After years in the private sector, Strickland was elected to the Tacoma City Council. She served as a council member for two years before being selected to serve as mayor from 2010 to 2018.

Strickland was the first Asian-born elected mayor of Tacoma, as well as the first African-American woman in that office. She used connections in China and Vietnam to draw foreign investors, culminating in Chinese President Xi Jinping's visit to Tacoma.

In May 2010, the Tacoma Board of Ethics sanctioned Strickland for accepting frequent flyer miles from a local businessman for an official trip to Asia. She accepted the sanction and returned the value of the frequent flyer miles to the businessman.

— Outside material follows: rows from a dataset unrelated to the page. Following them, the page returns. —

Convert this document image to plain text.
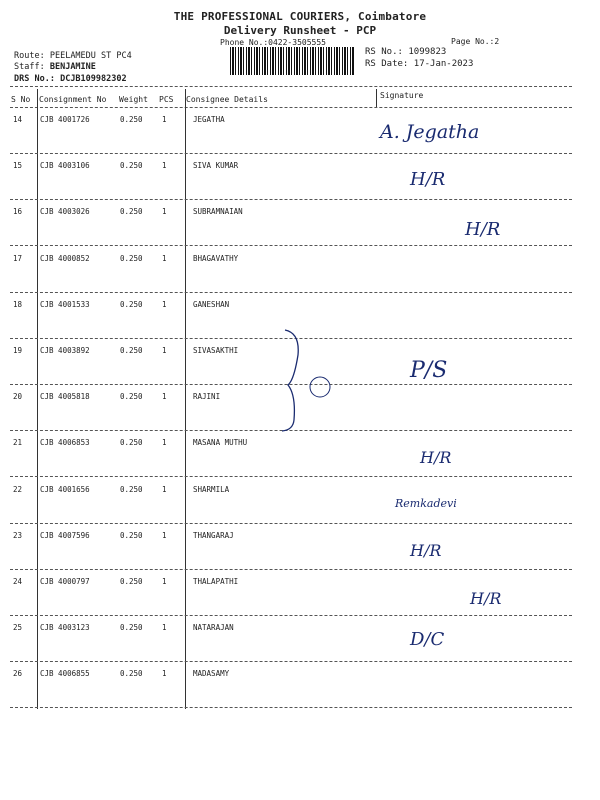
THE PROFESSIONAL COURIERS, Coimbatore
Delivery Runsheet - PCP
Phone No.:0422-3505555	Page No.:2
Route: PEELAMEDU ST PC4
Staff: BENJAMINE
DRS No.: DCJB109982302
RS No.: 1099823
RS Date: 17-Jan-2023
S No Consignment No Weight PCS Consignee Details	Signature
14 CJB 4001726	0.250	1	JEGATHA
A. Jegatha
15 CJB 4003106	0.250	1	SIVA KUMAR
H/R
16 CJB 4003026	0.250	1	SUBRAMNAIAN
H/R
17 CJB 4000852	0.250	1	BHAGAVATHY
18 CJB 4001533	0.250	1	GANESHAN
19 CJB 4003892	0.250	1	SIVASAKTHI
P/S
20 CJB 4005818	0.250	1	RAJINI
21 CJB 4006853	0.250	1	MASANA MUTHU
H/R
22 CJB 4001656	0.250	1	SHARMILA
Remkadevi
23 CJB 4007596	0.250	1	THANGARAJ
H/R
24 CJB 4000797	0.250	1	THALAPATHI
H/R
25 CJB 4003123	0.250	1	NATARAJAN
D/C
26 CJB 4006855	0.250	1	MADASAMY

After her mayoralty, Strickland was approached by the pro-business Seattle Metropolitan Chamber of Commerce to serve as its president. During her tenure as president of the chamber of commerce, she opposed the Seattle head tax.

Strickland has been described as a political moderate or centrist.

U.S. House of Representatives

Elections

2020 

Strickland left the Chamber in early 2020, declaring her candidacy for Washington's 10th congressional district in the 2020 election, a seat being vacated by incumbent Denny Heck. She was endorsed by several politicians and newspapers. In the August 4 jungle primary, Strickland placed first in a field of 19 candidates. She and the second-place finisher, Democratic State Representative Beth Doglio, advanced to the November general election.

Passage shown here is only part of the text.